AWB spokesman Andre Visagie said: "We will decide upon the action we are going to take to avenge Mr Terreblanche's death," adding that next steps would await a party meeting in May.

He earlier blamed the killing on the recent singing of an apartheid-era song - "kill the Boer, kill the farmer" - by a firebrand ANC leader.

Martin Plaut
Martin Plaut, Africa editor

For most South Africans, Eugene Terreblanche was a throwback to another era. But his death is a blow to the country's image of racial tolerance, fostered so carefully by Nelson Mandela.

Some are likely to believe that the fact that his alleged attackers were arrested so rapidly smacks of a cover-up.
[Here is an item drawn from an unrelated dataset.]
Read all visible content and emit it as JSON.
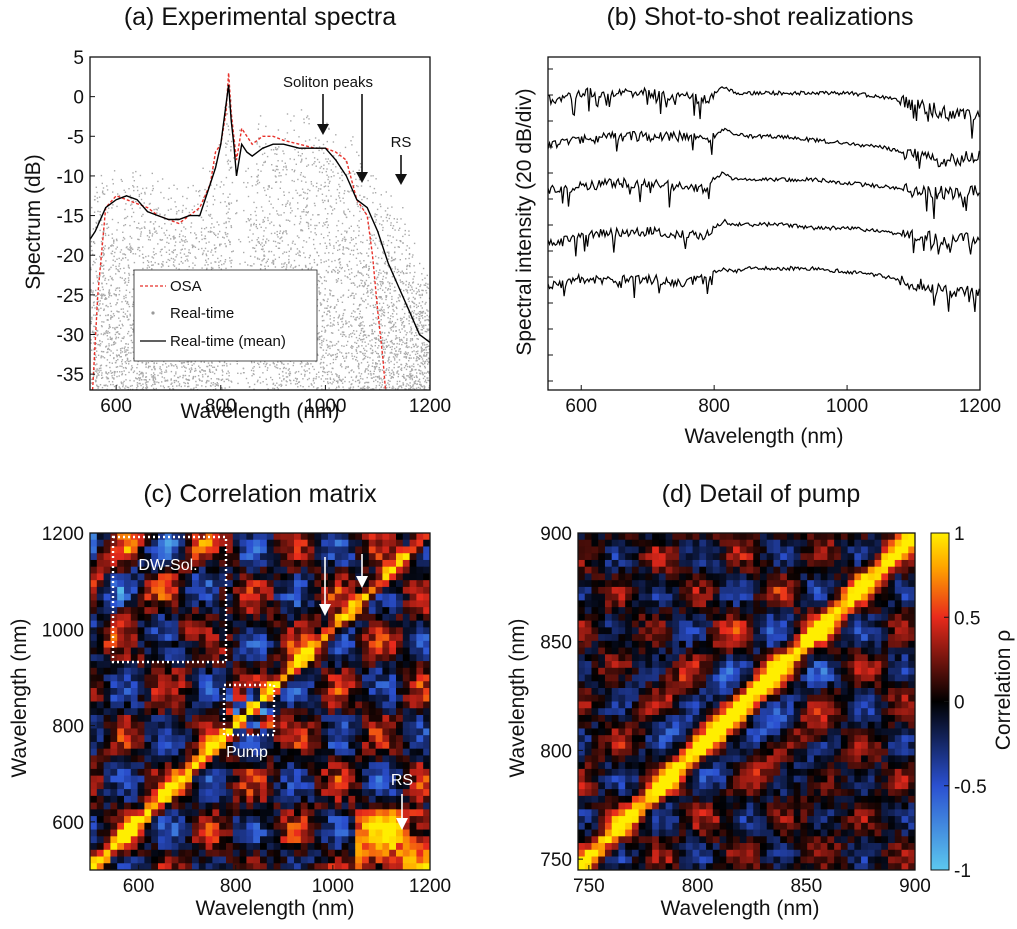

Others, on the minority far-right fringe, will see his death as a vindication of their assertion that whites cannot live under black rule.

It is a tragic fact that more than 3,000 white farmers have been murdered since the end of apartheid in 1994. And it is possible that some people may seek retribution.

Mr Terreblanche's funeral could become a rallying point for such sentiment.

ANC spokesman Jackson Mthembu said he did not think Mr Terreblanche's murder was politically motivated.

"No one can bring any evidence... linking this song to the death of Mr Terreblanche," he told the BBC.

'Explosive situation'

Last week, South Africa's High Court banned ANC Youth League leader Julius Malema from singing "kill the Boer". It ruled the song was hate speech, but the ANC is appealing.

Boer is Afrikaans for a farmer, but is sometimes used as a disparaging term for any white in South Africa.

A spokeswoman for the opposition Democratic Alliance party, Juanita Terblanche, no relation, said: "[Mr Terreblanche's killing] happened in a province where racial tension in the rural farming community is increasingly being fuelled by irresponsible racist utterances."

The minority party Freedom Front Plus called on people to refrain from reacting emotionally.

"The murder creates an explosive situation and is condemned in the strongest possible terms," party spokesman Pieter Groenewald said.

More than 3,000 white farmers are estimated to have been murdered since the end of apartheid in 1994.

A committee of inquiry found in 2003 only 2% of farm attacks had a political or racial motive, although critics said this figure was far too low.

Mr Terreblanche had founded the white supremacist AWB in 1973, to oppose what he regarded as the liberal policies of the then-South African government.

His party tried terrorist tactics and threatened civil war in the run-up to South Africa's first democratic elections, before sliding into relative obscurity.

Mr Terreblanche served three years in jail after being convicted in 2001 of the attempted murder of a farm worker.